The P413L chromogranin B variation in French patients with sporadic amyotrophic lateral sclerosis.

Amyotrophic lateral sclerosis : official publication of the World Federation of Neurology Research Group on Motor Neuron Diseases (2010-10-12)
Hélène Blasco, Philippe Corcia, Charlotte Veyrat-Durebex, Cathleen Coutadeur, Clémentine Fournier, William Camu, Paul Gordon, Julien Praline, Christian R Andres, Patrick Vourc'h
초록

Chromogranins interact with mutant forms of superoxide dismutase 1 (SOD1) responsible for a portion of familial amyotrophic lateral sclerosis (ALS). A particular variation (P413L) in the chromogranin B gene, CHGB, has been recently associated with an earlier age at onset in both familial and sporadic ALS. The aim of our study was to evaluate the P413L chromogranin variation in French patients with sporadic amyotrophic lateral sclerosis. We developed a High Resolution DNA Melting (HRM) protocol to analyse the P413L variation in the CHGB gene in 540 French patients with sporadic ALS and 504 controls.

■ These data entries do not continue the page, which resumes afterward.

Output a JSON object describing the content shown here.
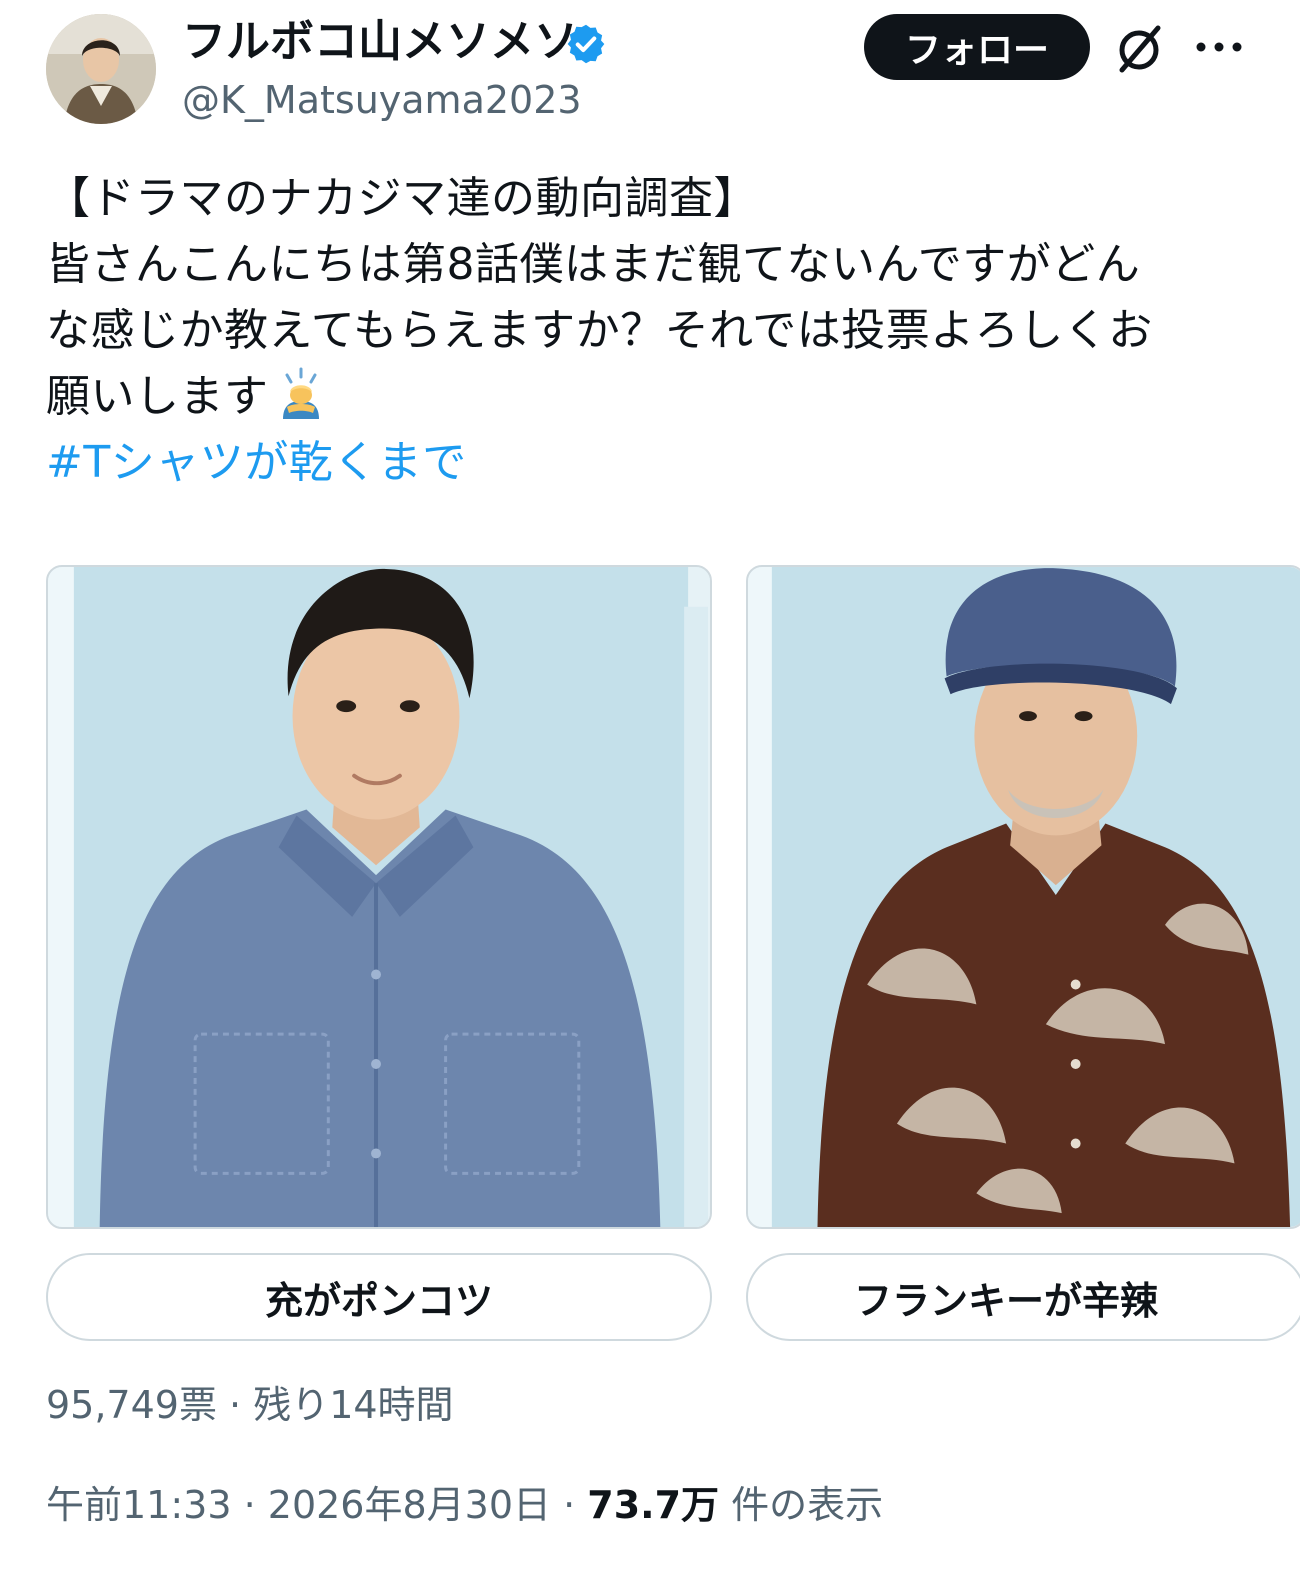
{
  "author": {
    "display_name": "フルボコ山メソメソ",
    "handle": "@K_Matsuyama2023",
    "verified": true
  },
  "actions": {
    "follow_label": "フォロー",
    "grok_icon": "grok-icon",
    "more_icon": "more-icon"
  },
  "tweet": {
    "lines": [
      "【ドラマのナカジマ達の動向調査】",
      "皆さんこんにちは第8話僕はまだ観てないんですがどん",
      "な感じか教えてもらえますか？それでは投票よろしくお",
      "願いします"
    ],
    "emoji": "bowing-person-icon",
    "hashtag": "#Tシャツが乾くまで"
  },
  "poll": {
    "options": [
      {
        "label": "充がポンコツ",
        "image": "man-in-denim-shirt-photo"
      },
      {
        "label": "フランキーが辛辣",
        "image": "man-in-hat-brown-shirt-photo"
      }
    ],
    "meta": "95,749票 · 残り14時間"
  },
  "footer": {
    "time": "午前11:33",
    "sep1": " · ",
    "date": "2026年8月30日",
    "sep2": " · ",
    "views": "73.7万",
    "views_suffix": " 件の表示"
  },
  "colors": {
    "link": "#1d9bf0",
    "verified": "#1d9bf0",
    "text": "#0f1419",
    "secondary": "#536471",
    "border": "#cfd9de"
  }
}
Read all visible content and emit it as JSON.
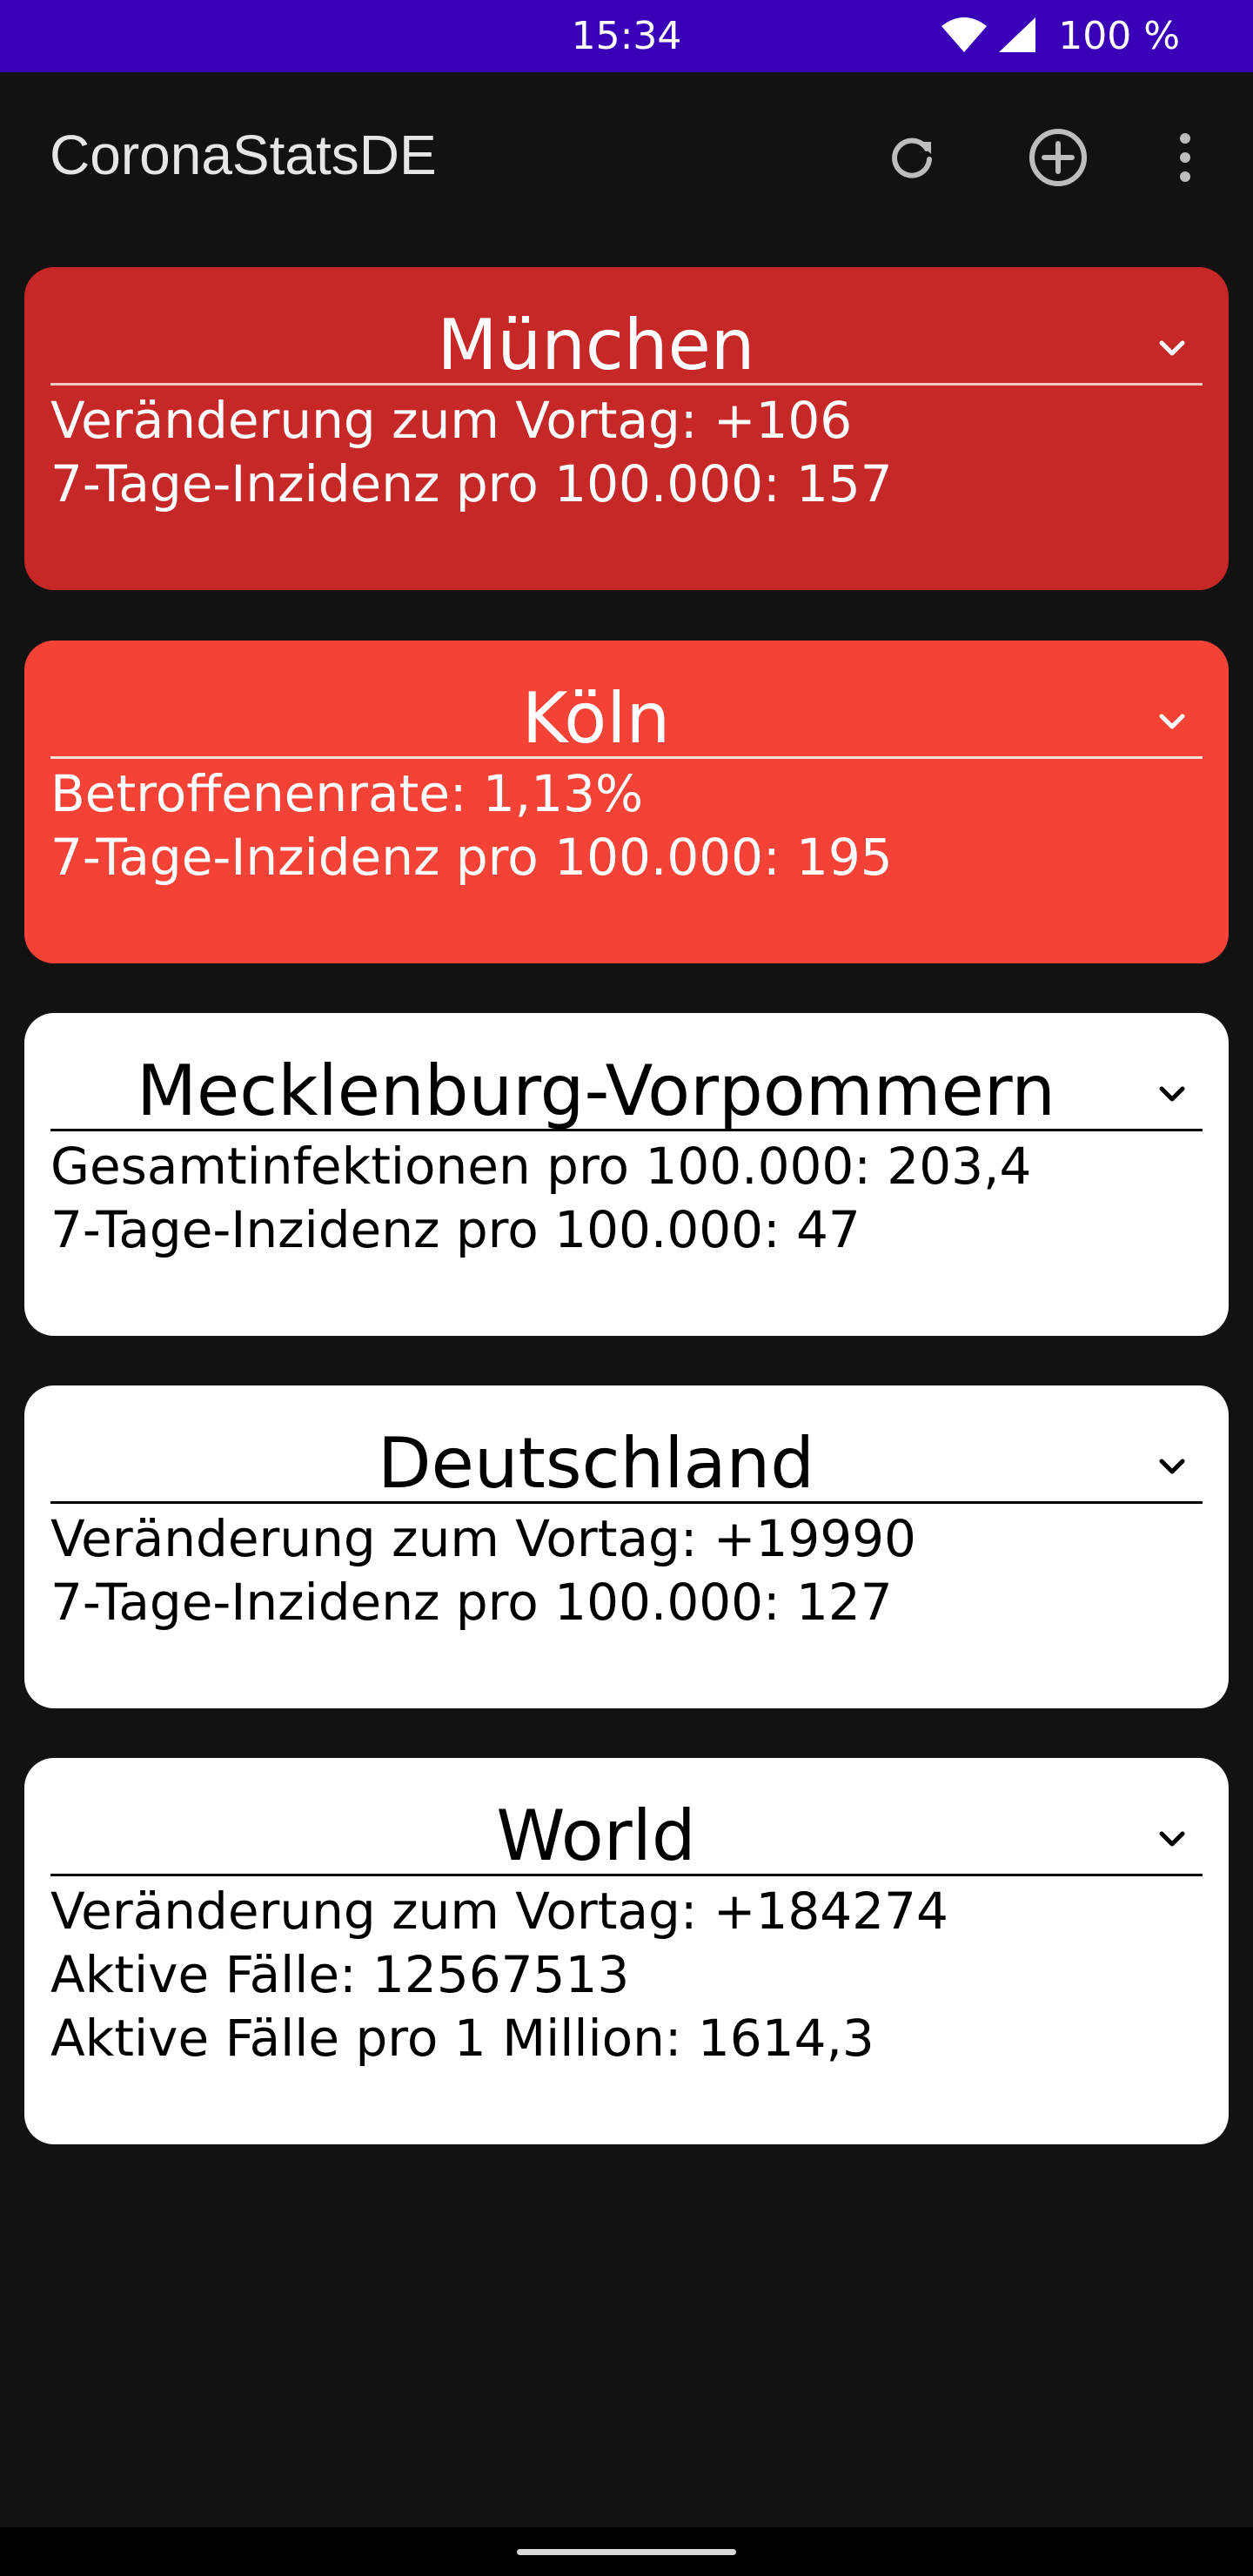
{
  "status_bar": {
    "time": "15:34",
    "battery": "100 %",
    "icons": [
      "wifi-icon",
      "signal-icon"
    ]
  },
  "app_bar": {
    "title": "CoronaStatsDE",
    "actions": [
      "refresh-icon",
      "add-circle-icon",
      "more-vert-icon"
    ]
  },
  "colors": {
    "status_bar": "#3a00b8",
    "background": "#121212",
    "card_dark_red": "#c62828",
    "card_red": "#f44336",
    "card_white": "#ffffff"
  },
  "cards": [
    {
      "title": "München",
      "theme": "dark-red",
      "lines": [
        "Veränderung zum Vortag: +106",
        "7-Tage-Inzidenz pro 100.000: 157"
      ]
    },
    {
      "title": "Köln",
      "theme": "red",
      "lines": [
        "Betroffenenrate: 1,13%",
        "7-Tage-Inzidenz pro 100.000: 195"
      ]
    },
    {
      "title": "Mecklenburg-Vorpommern",
      "theme": "white",
      "lines": [
        "Gesamtinfektionen pro 100.000: 203,4",
        "7-Tage-Inzidenz pro 100.000: 47"
      ]
    },
    {
      "title": "Deutschland",
      "theme": "white",
      "lines": [
        "Veränderung zum Vortag: +19990",
        "7-Tage-Inzidenz pro 100.000: 127"
      ]
    },
    {
      "title": "World",
      "theme": "white",
      "lines": [
        "Veränderung zum Vortag: +184274",
        "Aktive Fälle: 12567513",
        "Aktive Fälle pro 1 Million: 1614,3"
      ]
    }
  ]
}
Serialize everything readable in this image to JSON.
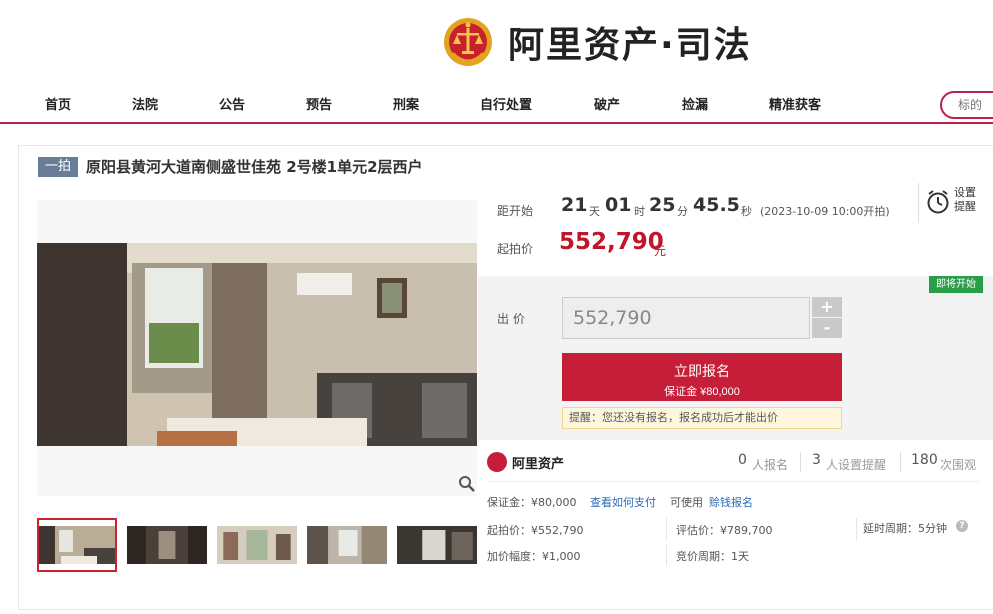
{
  "header": {
    "brand": "阿里资产·司法",
    "nav": [
      "首页",
      "法院",
      "公告",
      "预告",
      "刑案",
      "自行处置",
      "破产",
      "捡漏",
      "精准获客"
    ],
    "search_placeholder": "标的"
  },
  "item": {
    "round_badge": "一拍",
    "title": "原阳县黄河大道南侧盛世佳苑 2号楼1单元2层西户"
  },
  "countdown": {
    "label": "距开始",
    "days": "21",
    "days_unit": "天",
    "hours": "01",
    "hours_unit": "时",
    "minutes": "25",
    "minutes_unit": "分",
    "seconds": "45.5",
    "seconds_unit": "秒",
    "start_text": "(2023-10-09 10:00开拍)",
    "reminder": "设置提醒"
  },
  "price": {
    "start_label": "起拍价",
    "start_value": "552,790",
    "start_unit": "元"
  },
  "bid": {
    "status": "即将开始",
    "label": "出 价",
    "value": "552,790",
    "plus": "+",
    "minus": "-",
    "signup_label": "立即报名",
    "deposit_line": "保证金 ¥80,000",
    "tip": "提醒：您还没有报名，报名成功后才能出价"
  },
  "stats": {
    "brand": "阿里资产",
    "signups": "0",
    "signups_label": "人报名",
    "reminders": "3",
    "reminders_label": "人设置提醒",
    "views": "180",
    "views_label": "次围观"
  },
  "details": {
    "deposit": "保证金：¥80,000",
    "how_to_pay": "查看如何支付",
    "can_use": "可使用",
    "credit_signup": "赊钱报名",
    "start_price": "起拍价：¥552,790",
    "appraisal": "评估价：¥789,700",
    "delay_period": "延时周期：5分钟",
    "increment": "加价幅度：¥1,000",
    "bid_period": "竞价周期：1天"
  },
  "colors": {
    "brand_red": "#c61e38",
    "price_red": "#c0152b",
    "status_green": "#2a9d48",
    "link_blue": "#2a6bb8"
  }
}
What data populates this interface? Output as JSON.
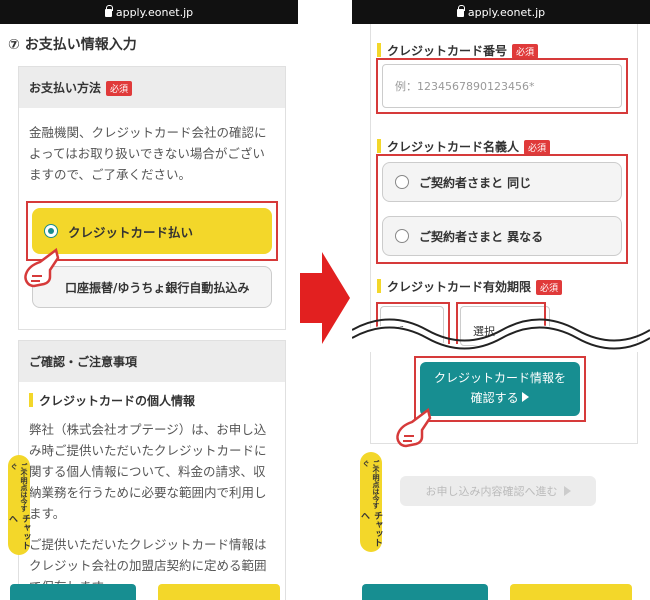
{
  "colors": {
    "accent_red": "#e03a3a",
    "yellow": "#f3d72a",
    "teal": "#178e91",
    "highlight_box": "#d63a3a"
  },
  "left": {
    "url": "apply.eonet.jp",
    "section_title": "⑦ お支払い情報入力",
    "payment": {
      "heading": "お支払い方法",
      "badge": "必須",
      "desc": "金融機関、クレジットカード会社の確認によってはお取り扱いできない場合がございますので、ご了承ください。",
      "option_credit": "クレジットカード払い",
      "option_bank": "口座振替/ゆうちょ銀行自動払込み"
    },
    "notice": {
      "heading": "ご確認・ご注意事項",
      "sub_heading": "クレジットカードの個人情報",
      "para1": "弊社（株式会社オプテージ）は、お申し込み時ご提供いただいたクレジットカードに関する個人情報について、料金の請求、収納業務を行うために必要な範囲内で利用します。",
      "para2": "ご提供いただいたクレジットカード情報はクレジット会社の加盟店契約に定める範囲で保存します"
    },
    "chat_tab": {
      "small": "ご不明点は今すぐ",
      "label": "チャットへ"
    }
  },
  "right": {
    "url": "apply.eonet.jp",
    "card_number": {
      "label": "クレジットカード番号",
      "badge": "必須",
      "placeholder": "例：1234567890123456*"
    },
    "card_holder": {
      "label": "クレジットカード名義人",
      "badge": "必須",
      "option_same": "ご契約者さまと 同じ",
      "option_diff": "ご契約者さまと 異なる"
    },
    "expiry": {
      "label": "クレジットカード有効期限",
      "badge": "必須",
      "month_select": "選",
      "year_select": "選択"
    },
    "confirm_button": {
      "line1": "クレジットカード情報を",
      "line2": "確認する"
    },
    "proceed_button": "お申し込み内容確認へ進む",
    "chat_tab": {
      "small": "ご不明点は今すぐ",
      "label": "チャットへ"
    }
  }
}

The clinical characteristics of patients were analysed in relation to their genotype. Results showed that our study on a large cohort of French-Caucasian patients with SALS and controls failed to confirm an increased frequency of the 413L variant in SALS patients. This frequency was 5.3% in the SALS population and 5.5% in the control group. Moreover, we did not observe a previous observation of a difference of age at onset between T-allele carriers and non-carriers (median age of onset 60.4 vs. 62.0 years of age, respectively). Thus, our findings do not support the 413L variant of rs742710 as a risk factor for sporadic ALS in the French population.